How can I solve this problem, and what kind of algorithm is the appropriate on if any to solve it

There is an array which contains non negative integers. I need to find a subarray (if there's one) that contains numbers that have a sum which equals to a given number (target). I wrote this code that works but I try to write it in a more efficient way (O(n)).

public static void solvedNotSoEnhanced(int[] arr, int target) {
    for (int i = 0; i <= arr.length-1;i++) {
        int cur_sum = 0;
        for (int j = i ; j <= arr.length-1; j++) {
            cur_sum += arr[j];
            if (cur_sum > target) {
                break;
            } else if (cur_sum == target) {
                System.out.println("start: " + i + " end: " + j);
            }
        }
    }
}

The trick lies in the restriction:

> There is an array which contains non negative integers.

This means that when you're going through your input front-to-back, you presume that the 'start' of the subarray is at index 0, and then you start adding each number in sequence. There are only 3 options, because of that restriction:

1. Adding the new number results in a sum that is less than the desired number. In which case, keep going.
2. Adding the new number results in an exact match to the desired number. You've found the subsequence and the algorithm is done.
3. Adding the new number results in a sum that is more. In which case, the only answer can lie in moving the start up: Element 0 is not part of the solution.

Thus:

static void solvedNotSoEnhanced(int[] arr, int target) {
    if (target < 1) {
        // Always mind your corner cases!
        System.out.println("(0, 0)");
        return;
    }

    int start = 0;
    int sum = 0;
    for (int i = 0; i < arr.length; i++) {
        sum += arr[i];

        while (sum > target) {
            // Target exceeded; move up our startpoint.
            sum -= arr[start];
            start++;
        }

        // If we get here, we found our subsequence!
        if (sum == target) {
            System.out.println("[" + start + ", " + i + "]");
            return;
        }
    }
    return "No subsequence";
}

Here I have used sliding window approach. Mainly I am storing the sum of elements of array as I traverse them. Then I just store 2 pointers i and j which store the position of current sub array under consideration.

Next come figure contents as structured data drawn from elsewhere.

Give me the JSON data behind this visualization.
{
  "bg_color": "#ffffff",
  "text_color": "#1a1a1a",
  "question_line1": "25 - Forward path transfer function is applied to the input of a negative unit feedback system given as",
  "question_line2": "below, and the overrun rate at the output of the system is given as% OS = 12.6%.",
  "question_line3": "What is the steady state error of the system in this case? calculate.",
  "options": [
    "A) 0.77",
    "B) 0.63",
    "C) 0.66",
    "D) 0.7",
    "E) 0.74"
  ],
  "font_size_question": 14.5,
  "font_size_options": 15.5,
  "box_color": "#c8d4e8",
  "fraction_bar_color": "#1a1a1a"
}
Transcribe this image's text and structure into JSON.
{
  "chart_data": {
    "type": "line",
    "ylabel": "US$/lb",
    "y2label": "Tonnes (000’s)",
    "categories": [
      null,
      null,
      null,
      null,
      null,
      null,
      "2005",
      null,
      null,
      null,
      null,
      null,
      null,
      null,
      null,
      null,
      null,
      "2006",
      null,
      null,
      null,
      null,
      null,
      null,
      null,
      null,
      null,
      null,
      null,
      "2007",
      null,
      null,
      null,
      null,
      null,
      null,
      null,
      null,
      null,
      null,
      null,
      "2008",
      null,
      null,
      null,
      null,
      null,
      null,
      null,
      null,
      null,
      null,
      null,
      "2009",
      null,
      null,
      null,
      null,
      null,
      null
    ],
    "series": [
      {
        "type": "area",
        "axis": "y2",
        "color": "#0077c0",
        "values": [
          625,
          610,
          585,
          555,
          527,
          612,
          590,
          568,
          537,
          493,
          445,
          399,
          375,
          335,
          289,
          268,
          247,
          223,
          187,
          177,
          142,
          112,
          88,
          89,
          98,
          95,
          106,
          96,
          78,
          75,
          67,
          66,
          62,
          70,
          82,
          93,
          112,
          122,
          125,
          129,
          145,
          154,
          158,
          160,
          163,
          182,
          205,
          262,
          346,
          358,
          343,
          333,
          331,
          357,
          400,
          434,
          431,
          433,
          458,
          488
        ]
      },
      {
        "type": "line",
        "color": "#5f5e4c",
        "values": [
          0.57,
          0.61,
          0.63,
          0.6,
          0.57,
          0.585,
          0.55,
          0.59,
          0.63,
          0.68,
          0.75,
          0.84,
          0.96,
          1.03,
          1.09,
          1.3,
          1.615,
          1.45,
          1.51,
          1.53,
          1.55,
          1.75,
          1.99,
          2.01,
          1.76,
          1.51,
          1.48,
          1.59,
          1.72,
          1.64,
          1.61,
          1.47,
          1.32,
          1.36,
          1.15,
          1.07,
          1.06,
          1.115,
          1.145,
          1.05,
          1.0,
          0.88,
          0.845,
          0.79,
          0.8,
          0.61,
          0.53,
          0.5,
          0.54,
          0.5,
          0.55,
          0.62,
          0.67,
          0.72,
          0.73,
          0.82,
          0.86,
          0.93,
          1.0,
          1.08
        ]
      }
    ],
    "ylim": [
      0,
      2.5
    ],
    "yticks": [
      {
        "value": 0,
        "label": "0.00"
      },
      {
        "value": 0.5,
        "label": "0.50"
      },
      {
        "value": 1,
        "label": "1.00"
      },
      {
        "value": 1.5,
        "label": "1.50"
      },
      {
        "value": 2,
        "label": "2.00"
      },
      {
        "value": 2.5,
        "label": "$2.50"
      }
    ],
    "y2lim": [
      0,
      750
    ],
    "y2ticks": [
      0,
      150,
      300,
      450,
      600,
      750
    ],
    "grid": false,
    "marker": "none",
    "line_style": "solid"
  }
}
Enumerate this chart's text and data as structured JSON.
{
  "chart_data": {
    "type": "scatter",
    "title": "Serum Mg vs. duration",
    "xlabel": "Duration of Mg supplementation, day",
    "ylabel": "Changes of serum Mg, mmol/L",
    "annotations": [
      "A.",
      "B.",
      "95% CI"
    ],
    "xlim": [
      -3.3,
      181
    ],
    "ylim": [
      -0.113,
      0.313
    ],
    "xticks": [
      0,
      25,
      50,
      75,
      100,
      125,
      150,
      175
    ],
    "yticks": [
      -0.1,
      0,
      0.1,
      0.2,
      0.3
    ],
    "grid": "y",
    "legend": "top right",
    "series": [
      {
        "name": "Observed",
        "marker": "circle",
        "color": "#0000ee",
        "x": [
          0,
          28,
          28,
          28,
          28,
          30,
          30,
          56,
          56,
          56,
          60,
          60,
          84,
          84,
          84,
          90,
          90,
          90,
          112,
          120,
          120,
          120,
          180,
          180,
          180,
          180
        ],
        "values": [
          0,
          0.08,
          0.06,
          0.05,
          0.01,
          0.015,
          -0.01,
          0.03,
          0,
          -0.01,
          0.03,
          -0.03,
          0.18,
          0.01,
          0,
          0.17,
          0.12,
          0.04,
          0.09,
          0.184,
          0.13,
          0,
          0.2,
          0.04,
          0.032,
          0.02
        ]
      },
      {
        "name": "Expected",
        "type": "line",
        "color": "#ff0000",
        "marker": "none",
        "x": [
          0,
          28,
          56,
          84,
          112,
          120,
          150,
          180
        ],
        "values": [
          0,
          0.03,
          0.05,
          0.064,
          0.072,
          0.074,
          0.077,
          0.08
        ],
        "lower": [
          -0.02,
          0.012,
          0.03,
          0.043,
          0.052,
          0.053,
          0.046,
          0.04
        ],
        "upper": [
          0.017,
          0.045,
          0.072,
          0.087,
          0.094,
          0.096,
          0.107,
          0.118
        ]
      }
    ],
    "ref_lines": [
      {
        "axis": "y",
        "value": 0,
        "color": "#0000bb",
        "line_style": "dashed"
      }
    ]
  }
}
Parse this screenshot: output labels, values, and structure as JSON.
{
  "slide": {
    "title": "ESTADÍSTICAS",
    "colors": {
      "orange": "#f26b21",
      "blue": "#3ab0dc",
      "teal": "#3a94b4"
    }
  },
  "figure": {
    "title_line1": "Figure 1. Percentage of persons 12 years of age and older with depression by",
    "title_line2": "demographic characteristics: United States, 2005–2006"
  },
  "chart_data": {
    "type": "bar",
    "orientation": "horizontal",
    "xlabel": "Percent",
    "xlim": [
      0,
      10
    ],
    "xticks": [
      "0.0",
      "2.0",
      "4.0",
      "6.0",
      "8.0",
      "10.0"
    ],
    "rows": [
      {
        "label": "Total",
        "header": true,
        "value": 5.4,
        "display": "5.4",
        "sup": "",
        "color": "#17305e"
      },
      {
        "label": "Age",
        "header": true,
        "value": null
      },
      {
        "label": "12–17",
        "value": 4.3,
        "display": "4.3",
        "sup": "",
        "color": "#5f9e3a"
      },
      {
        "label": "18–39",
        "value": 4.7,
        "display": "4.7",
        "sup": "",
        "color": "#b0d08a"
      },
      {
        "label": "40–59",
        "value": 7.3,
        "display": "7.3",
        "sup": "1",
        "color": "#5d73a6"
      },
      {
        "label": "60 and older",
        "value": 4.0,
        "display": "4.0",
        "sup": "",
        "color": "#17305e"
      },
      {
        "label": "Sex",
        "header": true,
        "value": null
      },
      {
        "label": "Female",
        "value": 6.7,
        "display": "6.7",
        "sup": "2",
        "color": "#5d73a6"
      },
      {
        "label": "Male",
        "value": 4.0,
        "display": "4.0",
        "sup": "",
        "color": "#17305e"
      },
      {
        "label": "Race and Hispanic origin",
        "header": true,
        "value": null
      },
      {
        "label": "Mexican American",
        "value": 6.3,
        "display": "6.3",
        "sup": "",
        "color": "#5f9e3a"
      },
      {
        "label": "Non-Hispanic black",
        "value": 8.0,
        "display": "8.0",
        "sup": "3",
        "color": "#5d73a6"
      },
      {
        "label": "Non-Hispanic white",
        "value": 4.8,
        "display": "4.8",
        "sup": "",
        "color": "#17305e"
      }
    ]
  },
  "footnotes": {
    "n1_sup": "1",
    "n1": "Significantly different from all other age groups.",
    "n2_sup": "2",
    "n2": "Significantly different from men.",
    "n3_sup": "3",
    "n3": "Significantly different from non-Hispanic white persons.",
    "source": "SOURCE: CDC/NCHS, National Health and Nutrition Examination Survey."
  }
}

public static void solvedNotSoEnhanced(int[] arr, int target) 
{
  for(int i = 1;i>arr.length;i++)
  {
    arr[i] += arr[i-1];
  }
  
  int i=0,j=1;
  while(i<arr.length &&j<arr.Length)
  {
    int sum = arr[j] - arr[i];
    if(sum == target) System.out.println("start: " + (i + 1) + " end: " + j);
    else if(sum > target) i++;
    else j++;
  }
}

It can be done in O(nlogn + m), where n is the array size, and m is the number of subarrays matching the restriction.

First, create an auxillary array sum, which is the summation of all elements up to the current:

sum[i] = arr[0] + arr[1] + ... + arr[i]
Or (equivalent definition)
sum[0] = arr[0]
sum[i] = sum[i-1] + arr[i]

Now, note that sum is sorted (increasing) array (since all elements are not negative).

So, after the array is generated, you can iterate sum, and for each i in sum, look for k-sum[i] using binary search, which will give you index j if the element exists, and (i,j) is such a subarray.

Using a hash table to store the sums instead can also be done to further reduce complexity to O(n) on average case.